Mike Love wrote: “On New Year’s Eve 1961 we performed a few songs in Long Beach at a Ritchie Valens Memorial Dance and Show. On the bill with us that night was Ike Turner and the Kings of Rhythm featuring The Ikettes. Tina Turner, born Anna Mae Bullock, was an Ikette. I have never forgotten the way she sounded when she sang ‘I’m Blue’ that night. She was amazing that night and she only got better! She rose above adversity to become enormously successful and was a tremendous inspiration to so many millions of us. She gave us so much and I am one of many who are saddened by the loss of a force of nature. Tina Turner you will always be the Greatest of All Time. Rest in your Glory, Mike Love”
Bryan Adams wrote: “My condolences to Erwin and Tina’s family. I’ll be forever grateful for the time we spent together on tour, in the studio and as friends. Thank you for being the inspiration to millions of people around the world for speaking your truth and giving us the gift.”

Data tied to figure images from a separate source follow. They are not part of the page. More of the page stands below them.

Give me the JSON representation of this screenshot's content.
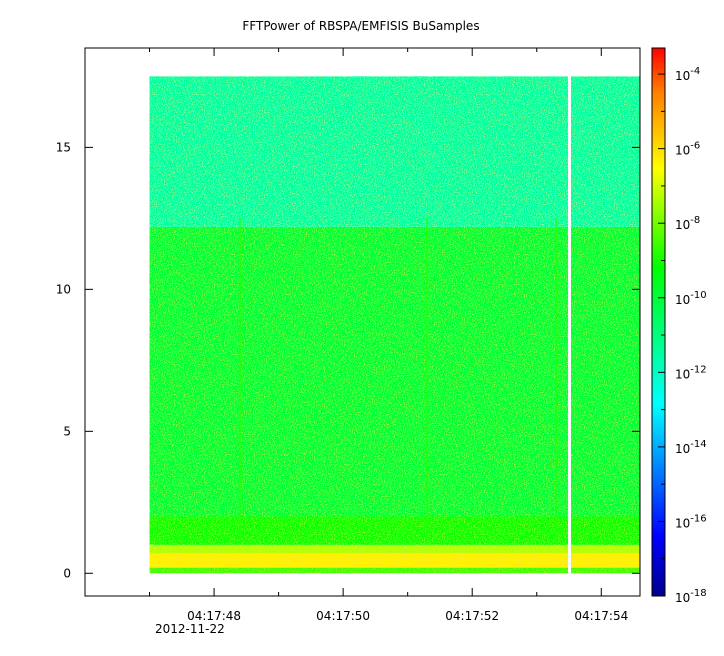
{
  "chart_data": {
    "type": "heatmap",
    "title": "FFTPower of RBSPA/EMFISIS  BuSamples",
    "xlabel": "",
    "ylabel": "",
    "x_tick_labels": [
      "04:17:48",
      "04:17:50",
      "04:17:52",
      "04:17:54"
    ],
    "x_tick_seconds": [
      48,
      50,
      52,
      54
    ],
    "x_date_label": "2012-11-22",
    "x_range_seconds": [
      46.0,
      54.6
    ],
    "data_x_range_seconds": [
      47.0,
      54.6
    ],
    "data_gap_seconds": 53.5,
    "y_ticks": [
      0,
      5,
      10,
      15
    ],
    "y_range": [
      -0.8,
      18.5
    ],
    "data_y_range": [
      0,
      17.5
    ],
    "colorbar": {
      "tick_exponents": [
        -4,
        -6,
        -8,
        -10,
        -12,
        -14,
        -16,
        -18
      ],
      "tick_base": "10",
      "range_exponent": [
        -18,
        -3.3
      ]
    },
    "spectrogram_bands": [
      {
        "y_from": 0.0,
        "y_to": 0.2,
        "level_exponent": -8.5
      },
      {
        "y_from": 0.2,
        "y_to": 0.7,
        "level_exponent": -6.3
      },
      {
        "y_from": 0.7,
        "y_to": 1.0,
        "level_exponent": -7.3
      },
      {
        "y_from": 1.0,
        "y_to": 2.0,
        "level_exponent": -9.0
      },
      {
        "y_from": 2.0,
        "y_to": 12.2,
        "level_exponent": -10.0
      },
      {
        "y_from": 12.2,
        "y_to": 17.5,
        "level_exponent": -11.5
      }
    ],
    "bright_vertical_streaks_seconds": [
      48.4,
      51.3,
      53.3
    ],
    "grid": false,
    "legend": "colorbar-right"
  }
}
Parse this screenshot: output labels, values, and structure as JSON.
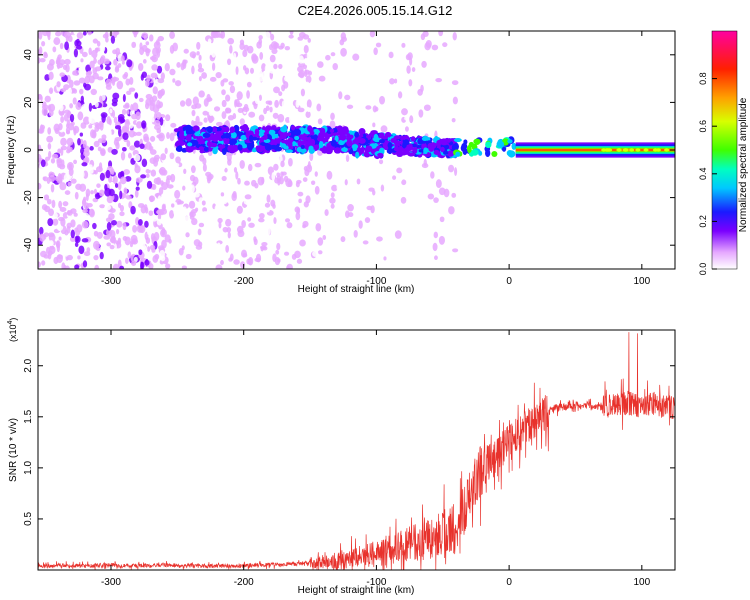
{
  "figure": {
    "title": "C2E4.2026.005.15.14.G12"
  },
  "chart_data": [
    {
      "type": "heatmap",
      "name": "spectrogram",
      "xlabel": "Height of straight line (km)",
      "ylabel": "Frequency (Hz)",
      "xlim": [
        -355,
        125
      ],
      "ylim": [
        -50,
        50
      ],
      "xticks": [
        -300,
        -200,
        -100,
        0,
        100
      ],
      "yticks": [
        -40,
        -20,
        0,
        20,
        40
      ],
      "colorbar": {
        "label": "Normalized spectral amplitude",
        "range": [
          0.0,
          1.0
        ],
        "ticks": [
          0.0,
          0.2,
          0.4,
          0.6,
          0.8
        ],
        "tick_labels": [
          "0.0",
          "0.2",
          "0.4",
          "0.6",
          "0.8"
        ]
      },
      "features": [
        {
          "name": "noise-field",
          "x_range": [
            -355,
            -150
          ],
          "freq_range": [
            -50,
            50
          ],
          "amplitude": 0.15
        },
        {
          "name": "signal-band",
          "x_range": [
            -250,
            -40
          ],
          "freq_center": 3,
          "freq_halfwidth": 5,
          "amplitude": 0.4
        },
        {
          "name": "tone-line",
          "x_range": [
            5,
            125
          ],
          "freq_center": 0,
          "freq_halfwidth": 1.5,
          "amplitude": 0.95
        }
      ]
    },
    {
      "type": "line",
      "name": "snr",
      "xlabel": "Height of straight line (km)",
      "ylabel": "SNR (10 * v/v)",
      "y_scale_label": "(x10",
      "y_scale_exp": "4",
      "y_scale_close": ")",
      "xlim": [
        -355,
        125
      ],
      "ylim": [
        0,
        2.35
      ],
      "xticks": [
        -300,
        -200,
        -100,
        0,
        100
      ],
      "yticks": [
        0.5,
        1.0,
        1.5,
        2.0
      ],
      "ytick_labels": [
        "0.5",
        "1.0",
        "1.5",
        "2.0"
      ],
      "color": "#e8322c",
      "series": [
        {
          "name": "SNR",
          "x": [
            -355,
            -340,
            -320,
            -300,
            -280,
            -260,
            -240,
            -220,
            -200,
            -180,
            -160,
            -140,
            -120,
            -100,
            -90,
            -80,
            -70,
            -60,
            -50,
            -40,
            -35,
            -30,
            -25,
            -20,
            -15,
            -10,
            -5,
            0,
            5,
            10,
            15,
            20,
            25,
            30,
            35,
            40,
            50,
            60,
            70,
            80,
            90,
            100,
            110,
            120,
            125
          ],
          "y": [
            0.03,
            0.05,
            0.04,
            0.05,
            0.04,
            0.05,
            0.04,
            0.04,
            0.04,
            0.05,
            0.06,
            0.08,
            0.11,
            0.16,
            0.2,
            0.23,
            0.27,
            0.31,
            0.36,
            0.45,
            0.55,
            0.7,
            0.88,
            1.0,
            1.06,
            1.1,
            1.18,
            1.25,
            1.3,
            1.36,
            1.42,
            1.48,
            1.53,
            1.56,
            1.58,
            1.6,
            1.61,
            1.61,
            1.6,
            1.62,
            1.63,
            1.61,
            1.63,
            1.59,
            1.6
          ]
        }
      ]
    }
  ]
}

Legendary photographer Norman Seeff recalled to us one of his more memorable shoots featuring the great Tina Turner: “Tina Turner walked in and she stepped up on — we built a little stage — and within one second, I said to her. . . and I’m playing her music, y’know — ‘Would you like the music louder?’ And she’s saying, ‘No, fine!’ And she starts to sing and it’s the Tina Turner delivery. And the whole session became, ‘Can I keep up with the power of this woman?’ And the thing about shooting is that you ride that wave. You ride that current emotionally. And there are moments when, y’know, there’s like a peak in energy, it’s like a waveform. And I was firing and firing and firing.”
Tina Turner spoke candidly about the violence that plagued her marriage to the late-Ike Turner: “When I decided, ‘I’m not doing this anymore,’ then that was the first time that I had a real beating — with a shoe stretcher. And then I was afraid — I was ashamed and afraid for many years after that.”
Tina Turner told us that even during her lowest moments — both personally and professionally — she never lost the joy in her heart: “I’m a happy person, normally. I don’t dwell, I don’t suffer and moan, and I’m not a complainer. I’m basically an ‘up’ person. Even in my. . . . my worse moments there, I still found time to laugh loud. It’s my nature, because, what can you do once it’s done? You just must go forward and that, that’s how I’ve lived my life.”
Not too long ago, Bryan Adams, who had been a close friend of Turner’s since 1984 when they duetted on his track “It’s Only Love” off his Reckless album, said that above all else, Turner was a class-act who gave new meaning to the phrase “the show must go on”: “The thing that was incredible about her was, she just — and I never forgot this as long as I’ve ever performed — no matter how crap I had felt before I went on stage, I just remember Tina Turner going up there and singing her heart out for everybody, and meantime she had a hundred-and-two degree fever and she was feeling terrible. And I thought well, if Tina Turner can go up there and she can give everything for five hundred people, no matter how sick I am I can make it happen too.”
Tina Turner explained that it was really her audience overseas — and one very specific high-profile British fan — that helped her ‘80s comeback happen: “It was all English people and foreigners that was responsible for Private Dancer. I was about to sign a record deal; Rupert Perry was president at Capitol at the time — he was shipped out to England, and Mr. Don Zimmerman was in control and canceled (the deal). David Bowie was then signing with them and they wanted to take him out to dinner and he said, ‘No, I’m going to see my favorite singer: Tina Turner.’ They came and went ‘Oh! get the papers Roger (Davies), we’ll sign her!”